[ZODB-Dev] zeo client persistent cache files?

Sun Oct 31 20:15:20 EST 2004

On Sun, 2004-10-31 at 00:57, Tim Peters wrote:
> > I had always assumed the intent of creating a persistent client cache
> > file was that if you shut down the program which acts as the ZEO client
> > and restarted it, that "less communication" would need to happen on the
> > next run of the client program between the client and the server.

...

> > But in some cursory tests, I find that this appears to not be the case.
> 
> Sorry, it's impossible to tell from here.  Missing info:
> 

Right, of course.

> + How big is your ZEO client cache (measured in bytes).

1 GB.

> + How big is your ZODB pickle cache (measured in # of objects).

5000 objects

> + How big are your ~700 objects in aggregate (measured in bytes).

64K apiece * 700 = ~ 42MB.

> There are always two caches in play when using ZEO.  A Connection object has
> "a pickle cache", which is an in-memory cache.  By default, it holds 400
> objects across transaction boundaries, regardless of how much RAM they
> consume.  If you're loading the same 700 objects repeatedly across
> transactions, then about 400 of them are gotten from this memory cache.
> Note that the pickle cache persists even across closing and then opening a
> "new" Connection (Connections are actually cached in a pool when they're
> closed, by the DB object, and reused by subsequent DB.open() calls).

Got it.

> The ZEO client cache is a second-level cache, seeing only requests not
> satisfied by the pickle cache.  It's a disk-based cache, and defaults to a
> maximum size of 20MB, only half of which is fully usable at any time.  The
> default size is absurdly small given modern disk capacities.  Since you
> didn't say how big your objects are, I can't guess how much disk cache might
> be appropriate.

I've had it set to a gig for good measure.

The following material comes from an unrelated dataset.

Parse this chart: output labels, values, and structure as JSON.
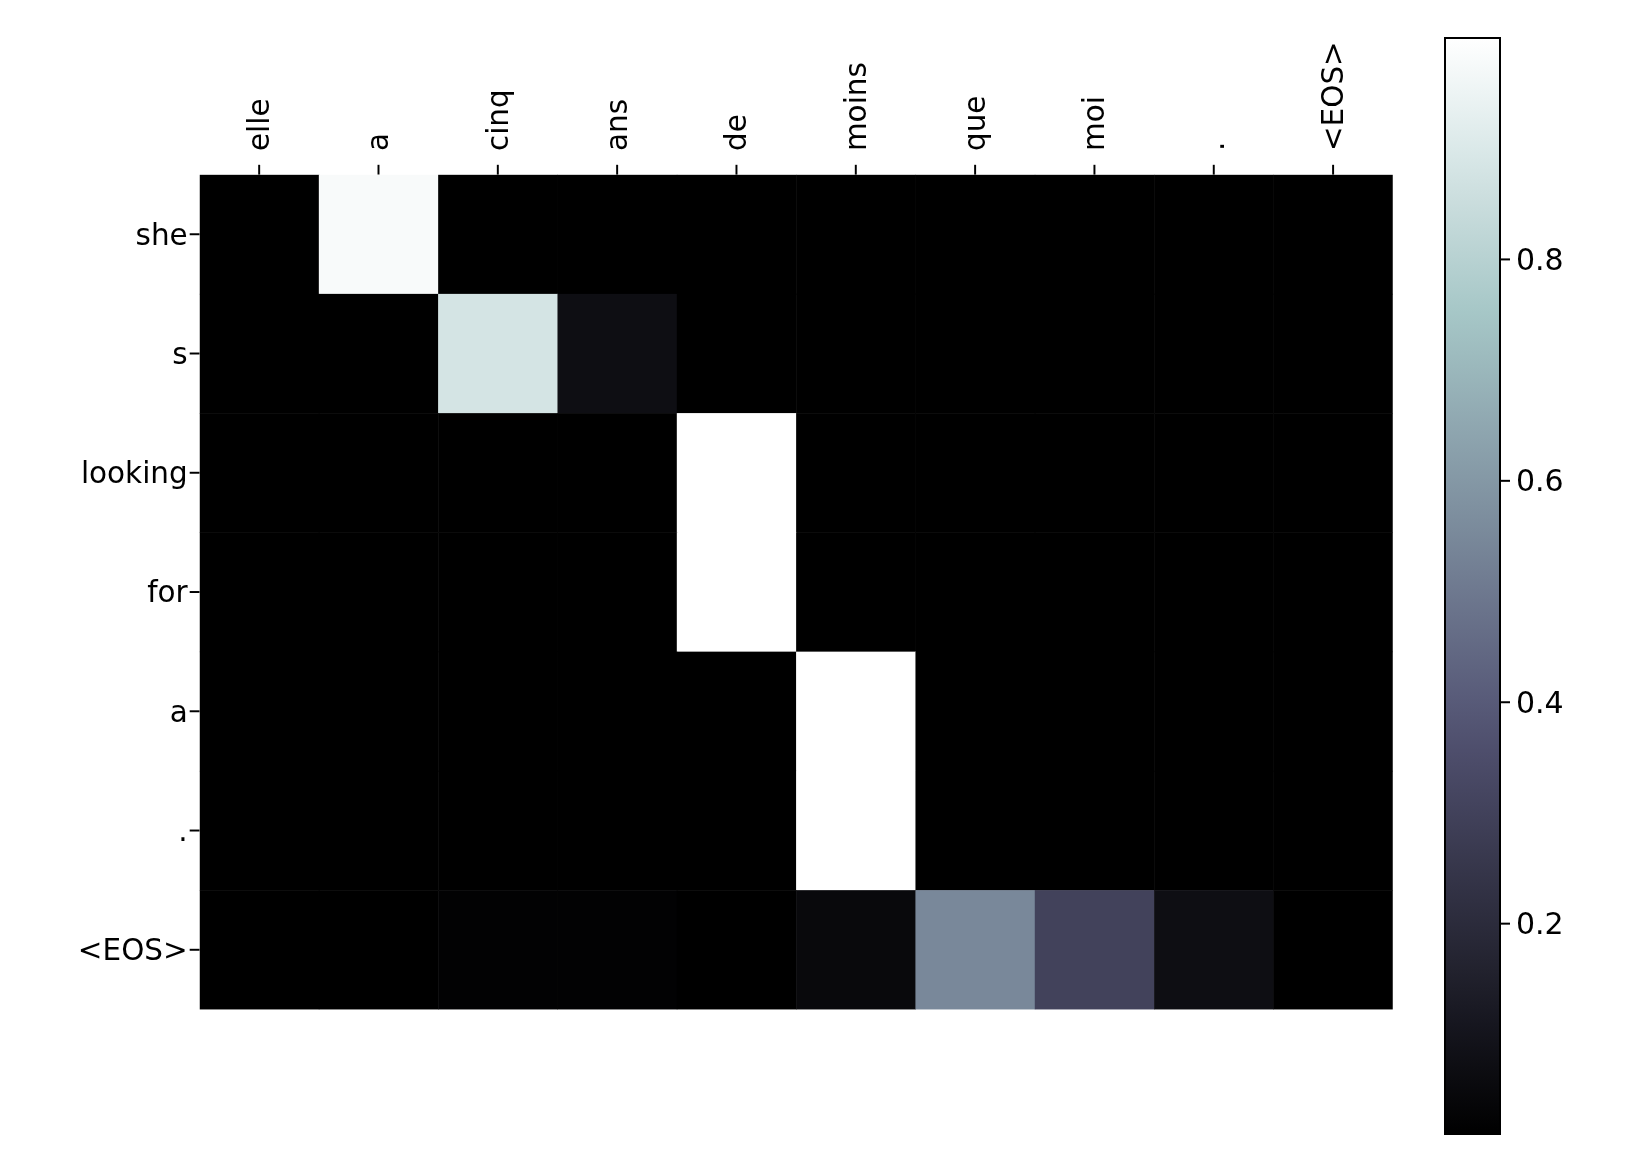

> > Then I shut down the client program and immediately restart it.  No other
> > processes are accessing the ZEO server, so no objects could have changed
> > on the server.  My first request for that same set of objects is gives me
> > an aggregate transfer rate of 5MB/s and the ZEO log file shows lots of
> > zeoLoad calls which appear to have the same general makeup as the kinds
> > of requests that would have come in if the data was not in in the client
> > cache.
> >
> > I would have expected the actual transfer rate to be somewhat higher;
> > maybe not the "70MB/s" optimum that appears to be the limit of
> > cache-to-app transfer, but somewhere between that and the "worst case"
> > 5MB/s of needing to load every object from the server again.
> 
> Your first scenario probably satisfied most requests out of memory (the
> pickle cache), not from the ZEO disk cache.

Good point.

>   I can guess that because the
> default pickle cache holds 400 objects, and you said you have 700.  There's
> not enough info to guess what to expect from the ZEO cache for the other 300
> objects.

In this case, there should be no accesses coming from the disk cache.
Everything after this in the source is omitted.